Amidst wrangling on a date for a sitting of the National Assembly, there will be no sitting this week as, even if the political parties reach agreement on a date, members have to be given at least six days’ notice.
Following weeks of bickering among the parliamentary political parties, Speaker of the Nation-al Assembly Raphael Trotman is expected to put something forward to both sides of the House today. However, a parliamentary source told Stabroek News that even if a date is set, there can be no sitting this week because of the requirement for parliamentarians to be given six days’ notice of the sitting.
Since the parliamentary recess ended on October 10, there has been no sitting of the House. Over the past weeks, there has been a debate as to who has the authority to reconvene sittings at the end of a recess where a date has not been fixed for sittings. Clerk of the National Assembly Sherlock Isaacs has said that the government has to call the sitting. Former Speaker Ralph Ramkarran has said that the current Speaker is obligated to convene a sitting of Parliament soonest and has the authority to do so. Trotman has said that he has consulted with former House speakers and was considering the way forward.
On Friday, Teixeira, who is the government’s chief whip in the National Assembly, said that she is awaiting the outcome of the ongoing engagement between President Donald Ramotar and Opposition Leader David Granger before setting a date to reconvene Parliament.
However, General Secretary of APNU Joe Harmon told Stabroek News that it is not for the President and the Leader of the Opposition to set a date for the sitting of the National Assembly and for Teixeira to suggest that reconvening of the House is dependent on the outcome of their engagement, is “disingenuous.”
The Alliance For Change (AFC) has been calling for a sitting to be held at the earliest opportunity so that its no-confidence motion against the government can be debated. Last week, AFC leader Khemraj Ramjattan wrote to Trotman urging him to do all in his power to arrive at the earliest possible opportunity for a Parliamentary Sitting.
“In view of my suspicion that the PPP will want to maximally delay this most important public business, and in view that there must be an avoidance of any further delay in commencing the work of the National Assembly, I urge you to do all in your powers, to do that which is right for our country at this its cross-road moment, to ensure that the Legislature is not subverted or compromised by the Executive,” Ramjattan wrote.

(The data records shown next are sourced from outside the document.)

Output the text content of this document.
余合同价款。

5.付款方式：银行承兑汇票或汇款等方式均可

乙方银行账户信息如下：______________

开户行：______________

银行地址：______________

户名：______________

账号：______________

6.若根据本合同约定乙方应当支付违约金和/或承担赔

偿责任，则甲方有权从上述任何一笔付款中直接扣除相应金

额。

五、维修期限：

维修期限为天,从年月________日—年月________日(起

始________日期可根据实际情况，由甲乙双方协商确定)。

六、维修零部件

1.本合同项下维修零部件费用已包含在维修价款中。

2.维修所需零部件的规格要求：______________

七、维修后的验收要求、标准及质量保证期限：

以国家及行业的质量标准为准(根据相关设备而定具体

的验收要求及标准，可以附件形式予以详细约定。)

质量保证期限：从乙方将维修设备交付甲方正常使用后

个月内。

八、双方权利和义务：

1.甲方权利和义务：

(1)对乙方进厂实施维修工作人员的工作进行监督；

“You being the head and leader of this branch of
Government, the Legislature, must be that guiding hand that must work through this political thicket, and the subterfuge sprinkled all over it, to arrive at the earliest possible opportunity for a Parliamentary sitting,” he said.
Ramjattan noted that the Parliamentary recess ended on the October 10th and he was hoping that by this time, Members of Parliament would have been served with an Order Paper for a sitting to be held on a date identified. “However, it does appear that from all that I have seen and heard in the press, this first sitting after the recently concluded recess is not on the horizon,” he said.
The AFC leader said that he is aware that “as a matter of course,” the Leader of the House, the Prime Minister, would identify the date of this resumption. “He having not done this to date, and having seen now an opinion from the Clerk on the issue, have been most unsettling. I am distressed and troubled by this development,” Ramjattan said.
He asserted that he has no doubt that the underlying reason is the government’s fear of the AFC’s no-confidence motion which has been properly tabled by AFC vice-chairman Moses Nagamootoo and which the AFC and APNU have agreed to support.
Ramjattan urged Trotman to arrive at the earliest possible opportunity for a Parliamentary sitting.
APNU Chief Whip Amna Ally had accused Teixeira of stalling in setting a date for the resumption of parliamentary sittings. Ally had said that she was unable to ascertain why Teixeira was not committing to a sitting of the National Assembly even though dates into the beginning of November have been suggested. “I don’t know why she (Teixeira) is dilly-dallying, we have come out of the recess I don’t understand why the wait… She is not rejecting the dates but she is telling me that the Leader of the Opposition and the President need to make that decision. As far as I know the Parliament Management Committee mandated that the whips agree on a date,” Ally had told Stabroek News.
Teixeira said that they had several discussions regarding suitable dates for the sitting to resume and there was no agreement for October. “We, then, had a tacit understanding that it would be held in the early part of November. I reminded her and reiterated on more than one occasion that once there was an opening and the President and Leader of the Opposition were engaged in some kind of dialogue that this process should be given a chance to evolve. I told her I would await the outcome of this engagement and advised her to do the same,” Teixeira had said.
The first sitting of Parliament following the end of the recess is expected to see the AFC no-confidence motion – which APNU has pledged to support – being debated in the House. The joint opposition can pass the motion using their one-seat majority and this would trigger the collapse of the government and general elections in three months.
However, with APNU meeting with government on issues like local government elections and the approval of bills passed by the opposition-led House, observers have said that this could stymie the passage of the no-confidence motion if APNU’s demands are met by the government. Observers say that the government appears desperate to stave off a sitting until it has exhausted the available options.